Here are the detailed commercial-grade notes for the problem Ceiling and Floor in a Sorted Array, suitable for instructional and commercial use.

Problem Link

ceiling-in-a-sorted-array

Problem Statement

You are given a sorted array a of n integers and an integer x. Your task is to find both the floor and the ceiling of x in the array.

• Floor of x: the largest element in the array less than or equal to x.

• Ceiling of x: the smallest element in the array greater than or equal to x.

Return both values in an array of the form [floor, ceil].

Examples:

• Input: n = 6, x = 5, a = [3, 4, 7, 8, 8, 10]
  Output: [4, 7]

• Input: n = 6, x = 10, a = [1, 2, 3, 4, 5, 6]
  Output: [6, -1] (no ceiling)

• Input: n = 6, x = 0, a = [1, 2, 3, 4, 5, 6]
  Output: [-1, 1] (no floor)

Intuition

The array is sorted, which suggests using binary search to find the floor and ceiling efficiently in O(log n) time.

• If the target x is found, both floor and ceiling are equal to x.

• If not found, the current bounds of binary search (start and end) will help derive the floor and ceiling:

  • The floor will be at index end

  • The ceiling will be at index start

Approach

1. Initialize pointers:

   • start = 0, end = n - 1

2. Perform binary search:

   • If a[mid] == x, return [x, x]

   • If a[mid] > x, update end = mid - 1

   • If a[mid] < x, update start = mid + 1

3. After loop:

   • If end >= 0 and start < n, return [a[end], a[start]]

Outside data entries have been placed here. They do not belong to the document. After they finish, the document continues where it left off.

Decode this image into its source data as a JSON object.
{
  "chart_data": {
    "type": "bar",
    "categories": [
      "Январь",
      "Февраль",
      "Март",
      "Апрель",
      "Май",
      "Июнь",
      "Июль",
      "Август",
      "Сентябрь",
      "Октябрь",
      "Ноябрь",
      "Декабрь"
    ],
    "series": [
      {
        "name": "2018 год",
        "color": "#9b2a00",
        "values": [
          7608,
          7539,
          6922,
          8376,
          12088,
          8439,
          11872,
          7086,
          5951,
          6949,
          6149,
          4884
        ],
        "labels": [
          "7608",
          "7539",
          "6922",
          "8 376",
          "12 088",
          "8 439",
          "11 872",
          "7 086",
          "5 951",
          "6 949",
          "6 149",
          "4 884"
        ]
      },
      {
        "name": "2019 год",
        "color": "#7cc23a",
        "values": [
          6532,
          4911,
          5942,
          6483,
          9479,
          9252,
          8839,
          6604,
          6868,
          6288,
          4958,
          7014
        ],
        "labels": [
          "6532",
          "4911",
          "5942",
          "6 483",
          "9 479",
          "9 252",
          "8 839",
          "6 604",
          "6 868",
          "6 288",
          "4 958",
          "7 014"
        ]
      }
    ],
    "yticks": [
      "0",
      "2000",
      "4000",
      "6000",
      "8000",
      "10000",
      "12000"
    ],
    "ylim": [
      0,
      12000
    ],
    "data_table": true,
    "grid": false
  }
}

   • If end < 0, it means there’s no element ≤ x, so floor is -1

   • If start == n, it means there’s no element ≥ x, so ceiling is -1

Code in Java

public class Solution {
    public static int[] getFloorAndCeil(int[] a, int n, int x) {
        int start = 0;
        int end = a.length - 1;

        while (start <= end) {
            int mid = start + (end - start) / 2;

            if (a[mid] == x) {
                return new int[]{a[mid], a[mid]};
            } else if (a[mid] > x) {
                end = mid - 1;
            } else {
                start = mid + 1;
            }
        }

        if (end != -1 && start != a.length) {
            return new int[]{a[end], a[start]};
        }

        if (end == -1) {
            return new int[]{-1, a[start]};
        } else {
            return new int[]{a[end], -1};
        }
    }
}

Time and Space Complexity

• Time Complexity: O(log n)
  The array is searched using binary search.

• Space Complexity: O(1)
  Only constant extra space is used.

Dry Run

Input:

a = [3, 4, 7, 8, 8, 10], x = 5

Steps:

• start = 0, end = 5

• mid = 2, a[2] = 7 → 7 > 5 → end = 1

• mid = 0, a[0] = 3 → 3 < 5 → start = 1

• mid = 1, a[1] = 4 → 4 < 5 → start = 2

Loop ends with start = 2, end = 1

• Floor = a[1] = 4, Ceiling = a[2] = 7

Output: [4, 7]

Conclusion

This problem is a classic variation of binary search where instead of simply locating a value, we extract boundary values (floor and ceiling) based on binary search termination indices. Understanding the relationship between start and end post-search is key to solving such problems efficiently in logarithmic time.